An unusual trend in recent years has seen New York City’s subway stations transformed into memorials for late, great musicians, both officially and unofficially. In the former category, Spotify transformed the Union Square and Broadway-Lafayette stations into elaborate memorials for Prince and David Bowie, respectively; unofficially, the Franklin Avenue station in Brooklyn was briefly turned into “Aretha Franklin Avenue.”

This time, New York street artist Adrian Wilson has transformed Brooklyn’s Van Siclen Avenue on the A/C line into “Van Halen Avenue.” (The news was first reported by Metal Sucks and Brooklyn Vegan.) In an Instagram post, Wilson, who paid similar tribute to Ruth Bader Ginsburg last month (cleverly changing 50 th Street into “RUth Street”), wrote, “Come on people!

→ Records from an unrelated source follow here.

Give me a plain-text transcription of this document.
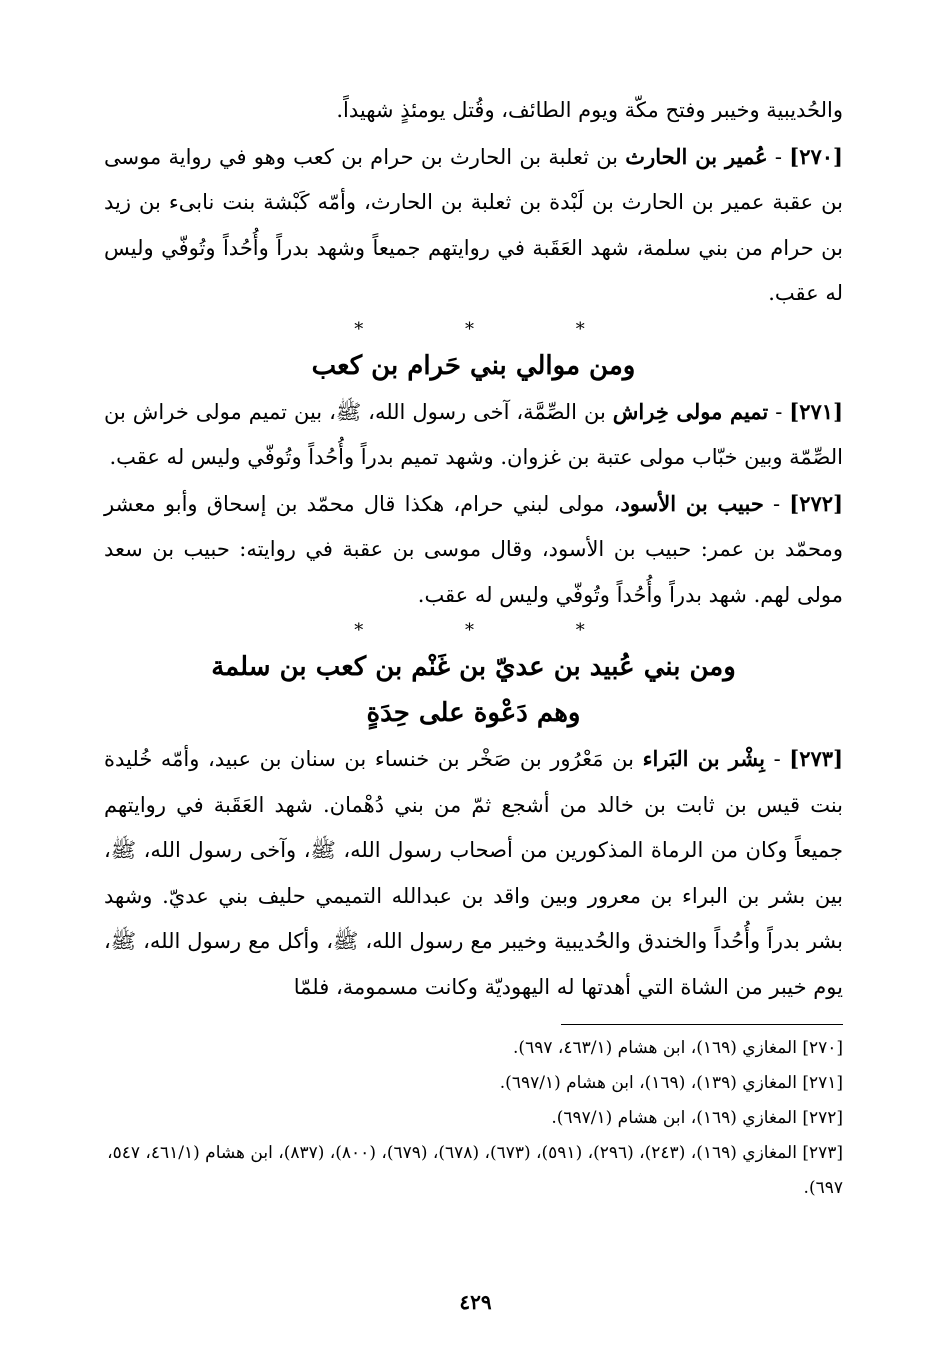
والحُديبية وخيبر وفتح مكّة ويوم الطائف، وقُتل يومئذٍ شهيداً.

[٢٧٠] - عُمير بن الحارث بن ثعلبة بن الحارث بن حرام بن كعب وهو في رواية موسى بن عقبة عمير بن الحارث بن لَبْدة بن ثعلبة بن الحارث، وأمّه كَبْشة بنت نابىء بن زيد بن حرام من بني سلمة، شهد العَقَبة في روايتهم جميعاً وشهد بدراً وأُحُداً وتُوفّي وليس له عقب.

* * *

ومن موالي بني حَرام بن كعب

[٢٧١] - تميم مولى خِراش بن الصِّمَّة، آخى رسول الله، ﷺ، بين تميم مولى خراش بن الصِّمّة وبين خبّاب مولى عتبة بن غزوان. وشهد تميم بدراً وأُحُداً وتُوفّي وليس له عقب.

[٢٧٢] - حبيب بن الأسود، مولى لبني حرام، هكذا قال محمّد بن إسحاق وأبو معشر ومحمّد بن عمر: حبيب بن الأسود، وقال موسى بن عقبة في روايته: حبيب بن سعد مولى لهم. شهد بدراً وأُحُداً وتُوفّي وليس له عقب.

* * *

ومن بني عُبيد بن عديّ بن غَنْم بن كعب بن سلمة

وهم دَعْوة على حِدَةٍ

[٢٧٣] - بِشْر بن البَراء بن مَعْرُور بن صَخْر بن خنساء بن سنان بن عبيد، وأمّه خُليدة بنت قيس بن ثابت بن خالد من أشجع ثمّ من بني دُهْمان. شهد العَقَبة في روايتهم جميعاً وكان من الرماة المذكورين من أصحاب رسول الله، ﷺ، وآخى رسول الله، ﷺ، بين بشر بن البراء بن معرور وبين واقد بن عبدالله التميمي حليف بني عديّ. وشهد بشر بدراً وأُحُداً والخندق والحُديبية وخيبر مع رسول الله، ﷺ، وأكل مع رسول الله، ﷺ، يوم خيبر من الشاة التي أهدتها له اليهوديّة وكانت مسمومة، فلمّا

[٢٧٠] المغازي (١٦٩)، ابن هشام (٤٦٣/١، ٦٩٧).

[٢٧١] المغازي (١٣٩)، (١٦٩)، ابن هشام (٦٩٧/١).

[٢٧٢] المغازي (١٦٩)، ابن هشام (٦٩٧/١).

[٢٧٣] المغازي (١٦٩)، (٢٤٣)، (٢٩٦)، (٥٩١)، (٦٧٣)، (٦٧٨)، (٦٧٩)، (٨٠٠)، (٨٣٧)، ابن هشام (٤٦١/١، ٥٤٧، ٦٩٧).

٤٢٩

 I even explained on TV how this works and how easy it is.
A famous person dies, look up the name of a subway stop and put a sticker over it to memorialize the person.
It’s that easy!
I left it 4 days for someone else to head to Brooklyn and take the credit but nobody stepped up, so ok, I guess I’ve got to do it myself… you’re welcome.”

Spotify’s Bowie tribute, staged in April and May of 2018, was by far the most elaborate of the tributes. Sprawling across the walls and even the ceiling girders of the city’s interconnected Broadway-Lafayette and Bleecker Street stations, it not only promoted the “David Bowie Is” exhibit at the Brooklyn Museum at the time (of which Spotify was a sponsor) but was a deeply researched museum piece in itself, celebrating the artist’s relationship with New York throughout his career, in the SoHo neighborhood that he called home for the last two decades of his life.